New Rearrangement Gives Highly Substituted Aziridines

New Rearrangement Gives Highly Substituted Aziridines

Author: ChemistryViews

Synthesizing organic compounds with small, strained, highly substituted rings can be challenging.  Preparing a larger ring first, which is then contracted, could be a workaround for this problem. The quasi-Favorskii rearrangement is one such ring-contraction reaction. However, there had been no variant of this reaction for nitrogen-containing rings so far, e.g., for the preparation of aziridines, which are three-membered heterocycles with one nitrogen atom.

Juha H. Siitonen, Rice University, Houston, TX, USA,  and Aalto University, Espoo, Finland, Daniel H. Ess, Brigham Young University, Provo, UT, USA, László Kürti, Rice University, and colleagues have developed a nitrogen analogue of the quasi-Favorskii rearrangement, the aza-quasi-Favorskii rearrangement (overall reaction pictured below). Using this reaction allowed them to synthesize highly substituted aziridines (general structure pictured above).

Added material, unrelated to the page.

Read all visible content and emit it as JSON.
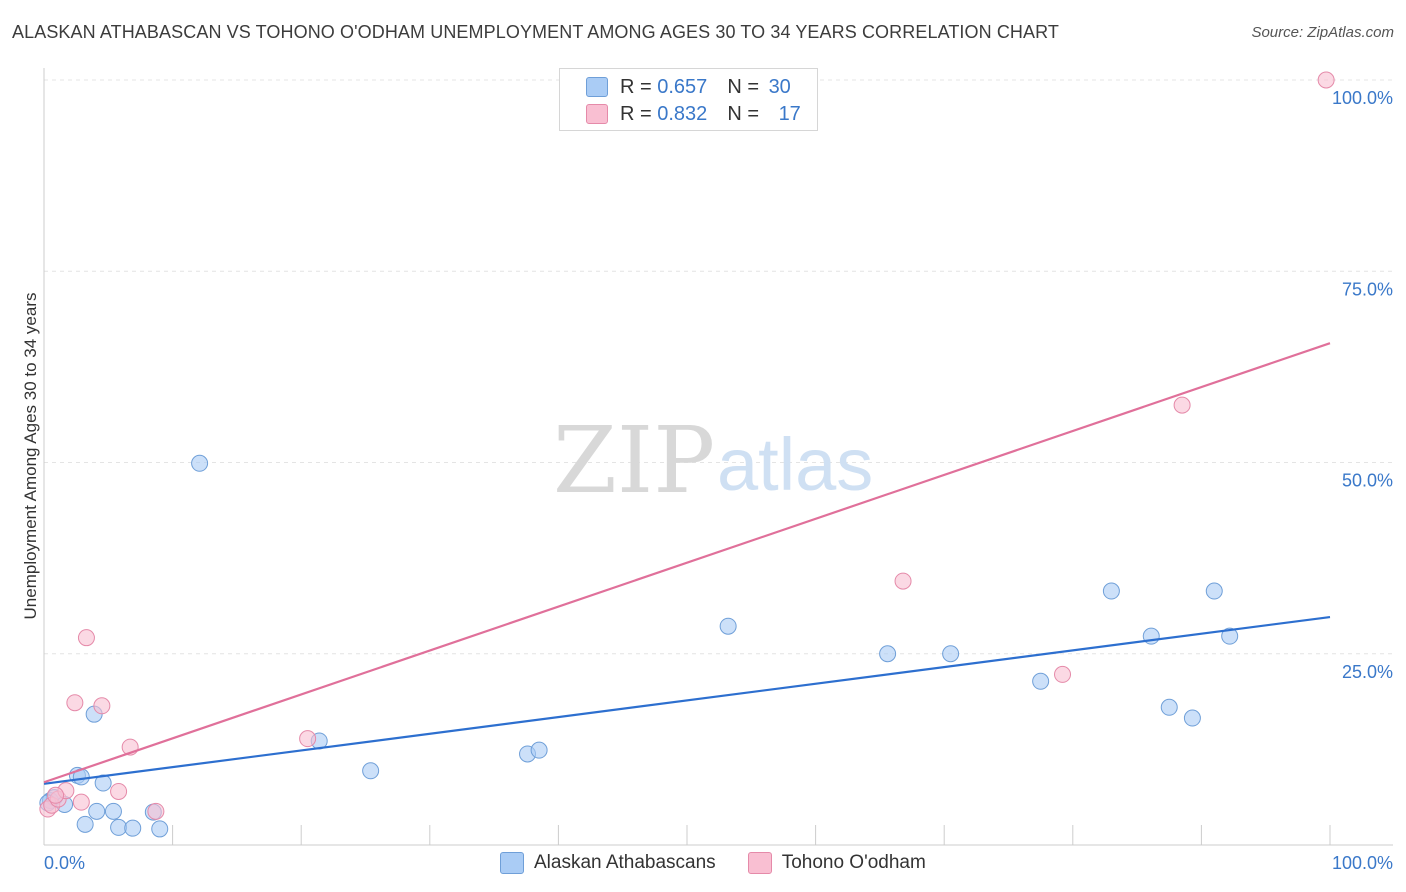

The team started from a ketone as an enolate precursor, which reacts with a ketomalonate-derived N-electrophilic reagent in a Mannich reaction to give an β-aminoketone-type compound. This precursor then cyclizes to the corresponding anionic azetidine (a four-membered ring). The four-membered ring undergoes the desired aza-quasi-Favorskii rearrangement and gives substituted aziridines.

New Rearrangement Gives Highly Substituted Aziridines

The desired aziridine products were obtained in moderate to good yields in many cases. The reaction was also used to prepare strained (hetero)spirocyclic systems. The aziridines can be useful in further transformations.